Mathematical proofs are sets of statements that prove a statement is true or false. The Pythagorean Theorem – a2 + b2 = c2related the length from the hypotenuse of a right triangle to that of the other two sides — has been proven many times with algebra and geometry (SN: 2/4/03).

But in 1927, mathematician Elisha Loomis claimed that this feat could not be done using rules from trigonometry, a subset of geometry that deals with the relationships between angles and side lengths of triangles. He believed that the Pythagorean theorem is so fundamental to trigonometry that any trigonometry-based attempt to prove the theorem would first have to assume it was true, resorting to circular logic.

Jackson and Johnson came up with the first of their trigonometry-based proofs in 2022, while they were seniors at St. Mary’s Academy in New Orleans, a Catholic school attended primarily by young black women. At the time, only two other trigonometric proofs of the Pythagorean theorem existed, presented by mathematicians Jason Zimba and Nuno Luzia in 2009 and 2015, respectively. Working on the first proofs “sparked the creative process,” says Jackson, ” and from there we developed additional proofs.”

After formal present their work At a meeting of the American Mathematical Society in March 2023, the duo wanted to publish their findings in a peer-reviewed journal. “This turned out to be the most difficult task of all,” they said in the newspaper.
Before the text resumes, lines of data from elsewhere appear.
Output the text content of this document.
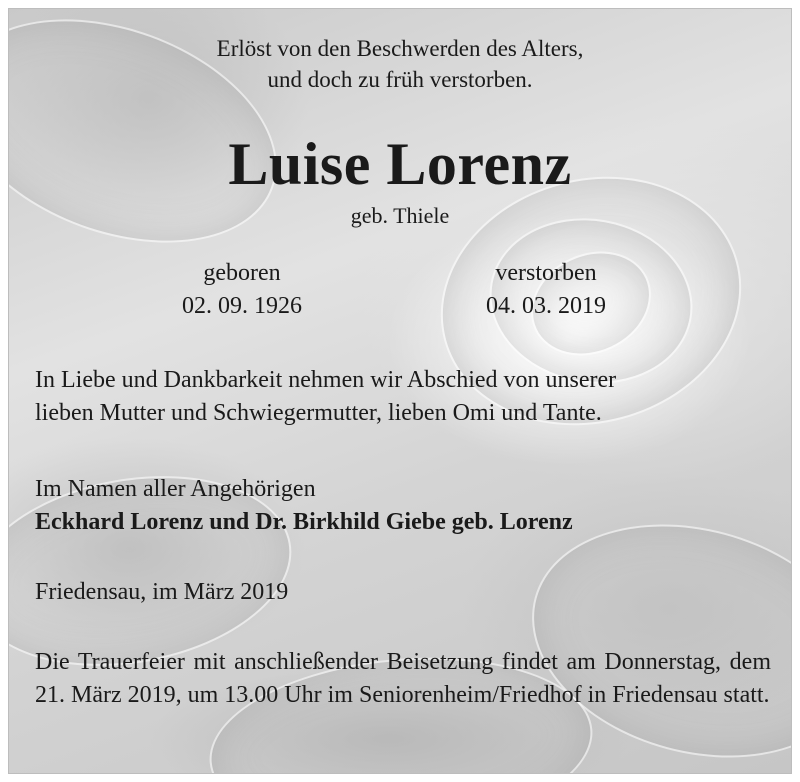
Erlöst von den Beschwerden des Alters,
und doch zu früh verstorben.
Luise Lorenz
geb. Thiele
geboren
02. 09. 1926
verstorben
04. 03. 2019
In Liebe und Dankbarkeit nehmen wir Abschied von unserer
lieben Mutter und Schwiegermutter, lieben Omi und Tante.
Im Namen aller Angehörigen
Eckhard Lorenz und Dr. Birkhild Giebe geb. Lorenz
Friedensau, im März 2019
Die Trauerfeier mit anschließender Beisetzung findet am Donnerstag, dem 21. März 2019, um 13.00 Uhr im Seniorenheim/Friedhof in Friedensau statt.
In addition to writing, the duo had to develop new skills while attending college. “Learning to code in LaTeX (a typesetting software) is not that easy when you are also trying to write a five-page essay with a group and submit a data analysis for a lab,” they wrote.
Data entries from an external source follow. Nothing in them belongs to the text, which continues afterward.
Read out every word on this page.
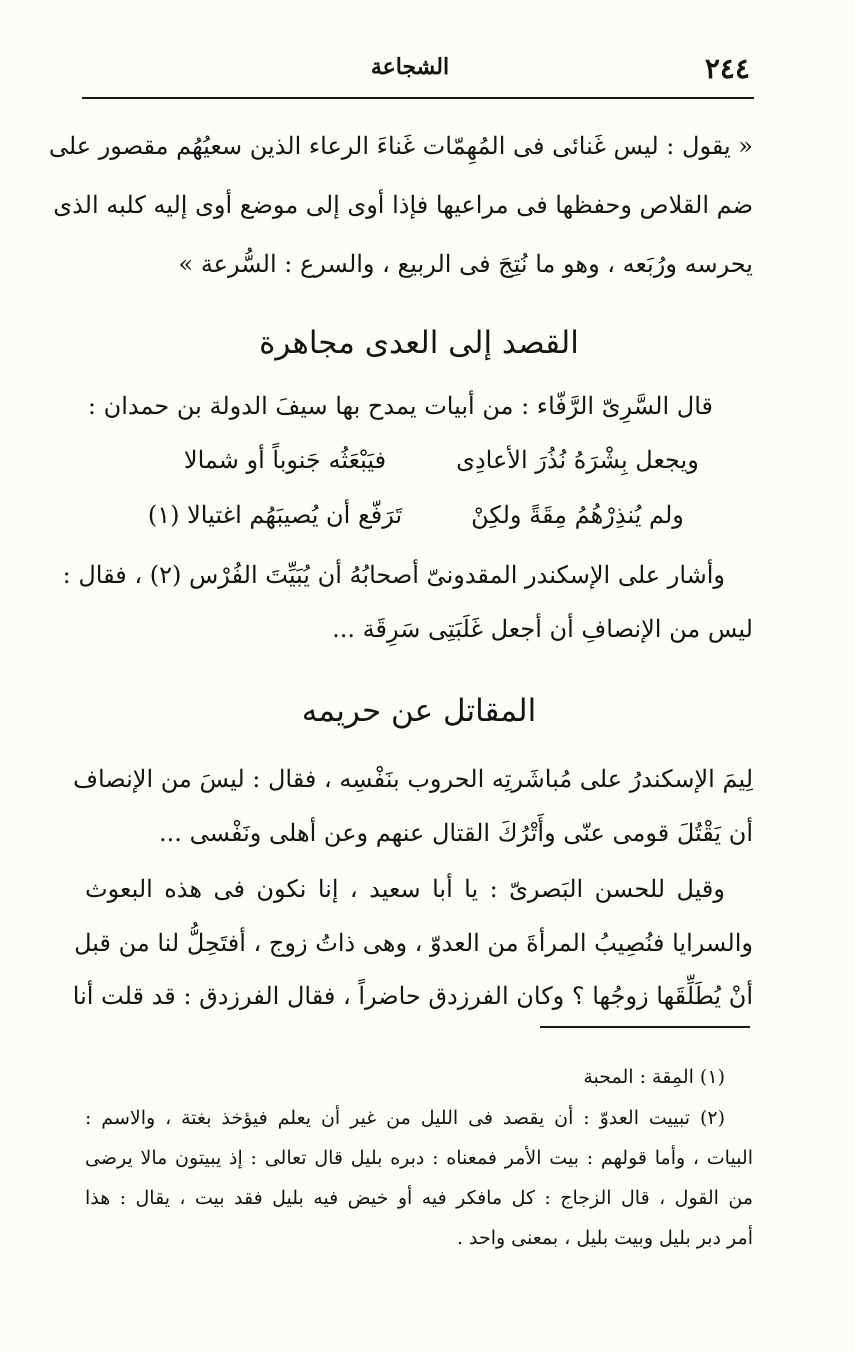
٢٤٤
الشجاعة
« يقول : ليس غَنائى فى المُهِمّات غَناءَ الرعاء الذين سعيُهُم مقصور على
ضم القلاص وحفظها فى مراعيها فإذا أوى إلى موضع أوى إليه كلبه الذى
يحرسه ورُبَعه ، وهو ما نُتِجَ فى الربيع ، والسرع : السُّرعة »
القصد إلى العدى مجاهرة
قال السَّرِىّ الرَّفّاء : من أبيات يمدح بها سيفَ الدولة بن حمدان :
ويجعل بِشْرَهُ نُذُرَ الأعادِى
فيَبْعَثُه جَنوباً أو شمالا
ولم يُنذِرْهُمُ مِقَةً ولكِنْ
تَرَفّع أن يُصيبَهُم اغتيالا (١)
وأشار على الإسكندر المقدونىّ أصحابُهُ أن يُبَيِّتَ الفُرْس (٢) ، فقال :
ليس من الإنصافِ أن أجعل غَلَبَتِى سَرِقَة ...
المقاتل عن حريمه
لِيمَ الإسكندرُ على مُباشَرتِه الحروب بنَفْسِه ، فقال : ليسَ من الإنصاف
أن يَقْتُلَ قومى عنّى وأَتْرُكَ القتال عنهم وعن أهلى ونَفْسى ...
وقيل للحسن البَصرىّ : يا أبا سعيد ، إنا نكون فى هذه البعوث
والسرايا فنُصِيبُ المرأةَ من العدوّ ، وهى ذاتُ زوج ، أفتَحِلُّ لنا من قبل
أنْ يُطَلِّقَها زوجُها ؟ وكان الفرزدق حاضراً ، فقال الفرزدق : قد قلت أنا
(١) المِقة : المحبة
(٢) تبييت العدوّ : أن يقصد فى الليل من غير أن يعلم فيؤخذ بغتة ، والاسم :
البيات ، وأما قولهم : بيت الأمر فمعناه : دبره بليل قال تعالى : إذ يبيتون مالا يرضى
من القول ، قال الزجاج : كل مافكر فيه أو خيض فيه بليل فقد بيت ، يقال : هذا
أمر دبر بليل وبيت بليل ، بمعنى واحد .
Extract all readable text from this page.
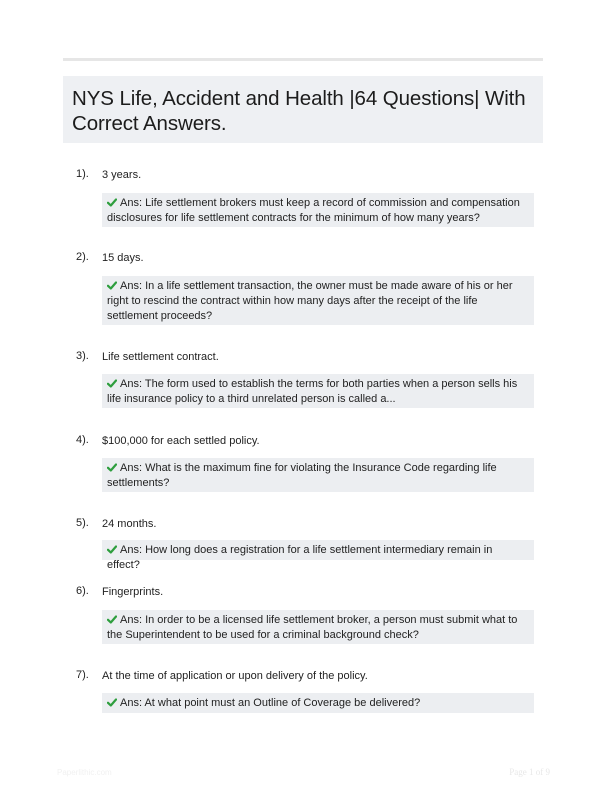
NYS Life, Accident and Health |64 Questions| With Correct Answers.
1). 3 years.
Ans: Life settlement brokers must keep a record of commission and compensation disclosures for life settlement contracts for the minimum of how many years?
2). 15 days.
Ans: In a life settlement transaction, the owner must be made aware of his or her right to rescind the contract within how many days after the receipt of the life settlement proceeds?
3). Life settlement contract.
Ans: The form used to establish the terms for both parties when a person sells his life insurance policy to a third unrelated person is called a...
4). $100,000 for each settled policy.
Ans: What is the maximum fine for violating the Insurance Code regarding life settlements?
5). 24 months.
Ans: How long does a registration for a life settlement intermediary remain in effect?
6). Fingerprints.
Ans: In order to be a licensed life settlement broker, a person must submit what to the Superintendent to be used for a criminal background check?
7). At the time of application or upon delivery of the policy.
Ans: At what point must an Outline of Coverage be delivered?
Paperlithic.com	Page 1 of 9
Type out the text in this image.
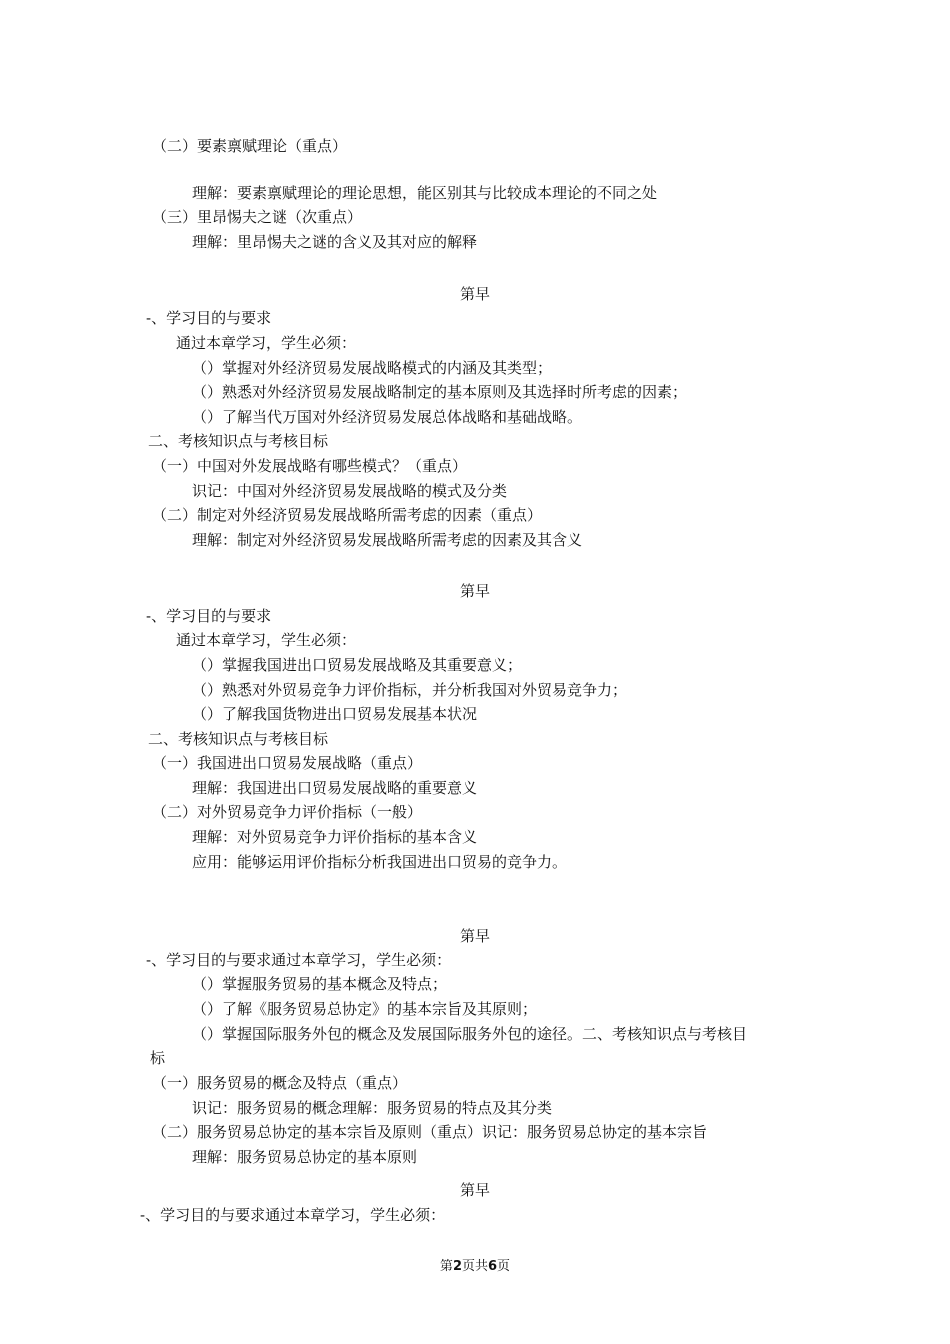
（二）要素禀赋理论（重点）
理解：要素禀赋理论的理论思想，能区别其与比较成本理论的不同之处
（三）里昂惕夫之谜（次重点）
理解：里昂惕夫之谜的含义及其对应的解释
第早
-、学习目的与要求
通过本章学习，学生必须：
（）掌握对外经济贸易发展战略模式的内涵及其类型；
（）熟悉对外经济贸易发展战略制定的基本原则及其选择时所考虑的因素；
（）了解当代万国对外经济贸易发展总体战略和基础战略。
二、考核知识点与考核目标
（一）中国对外发展战略有哪些模式？（重点）
识记：中国对外经济贸易发展战略的模式及分类
（二）制定对外经济贸易发展战略所需考虑的因素（重点）
理解：制定对外经济贸易发展战略所需考虑的因素及其含义
第早
-、学习目的与要求
通过本章学习，学生必须：
（）掌握我国进出口贸易发展战略及其重要意义；
（）熟悉对外贸易竞争力评价指标，并分析我国对外贸易竞争力；
（）了解我国货物进出口贸易发展基本状况
二、考核知识点与考核目标
（一）我国进出口贸易发展战略（重点）
理解：我国进出口贸易发展战略的重要意义
（二）对外贸易竞争力评价指标（一般）
理解：对外贸易竞争力评价指标的基本含义
应用：能够运用评价指标分析我国进出口贸易的竞争力。
第早
-、学习目的与要求通过本章学习，学生必须：
（）掌握服务贸易的基本概念及特点；
（）了解《服务贸易总协定》的基本宗旨及其原则；
（）掌握国际服务外包的概念及发展国际服务外包的途径。二、考核知识点与考核目
标
（一）服务贸易的概念及特点（重点）
识记：服务贸易的概念理解：服务贸易的特点及其分类
（二）服务贸易总协定的基本宗旨及原则（重点）识记：服务贸易总协定的基本宗旨
理解：服务贸易总协定的基本原则
第早
-、学习目的与要求通过本章学习，学生必须：
第2页共6页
Still, they were motivated to finish what they started. “It was important to me that our proofs be published to confirm that our work is correct and respectable,” says Johnson.

According to Jackson and Johnson, trigonometric terms can be defined in two different ways, and this can complicate attempts to prove the Pythagorean theorem. Focusing on just one of these methods, they developed four proofs for right triangles with sides of different lengths and one for right triangles with two equal sides.

One proof of this stands out to Lozano-Robledo. In it, students fill a larger triangle with an infinite series of smaller triangles and use calculus to find the side lengths of the larger triangle. “It looks like nothing I’ve ever seen,” Lozano-Robledo says.

Jackson and Johnson also leave five more pieces of evidence “for the interested reader to discover,” they wrote. The article contains a lemma – a kind of stepping stone to proving a theorem – that “provides a clear direction towards the additional proofs,” says Johnson.

Now that the evidence has been published, “other people can take the paper and generalize that evidence, or generalize their ideas, or use their ideas in other ways,” says Lozano-Robledo. “It just opens up a lot of mathematical conversations.”

Jackson hopes the publication of the article will inspire other students to “realize that obstacles are part of the process. If you persevere, you will find that you achieve more than you thought possible.”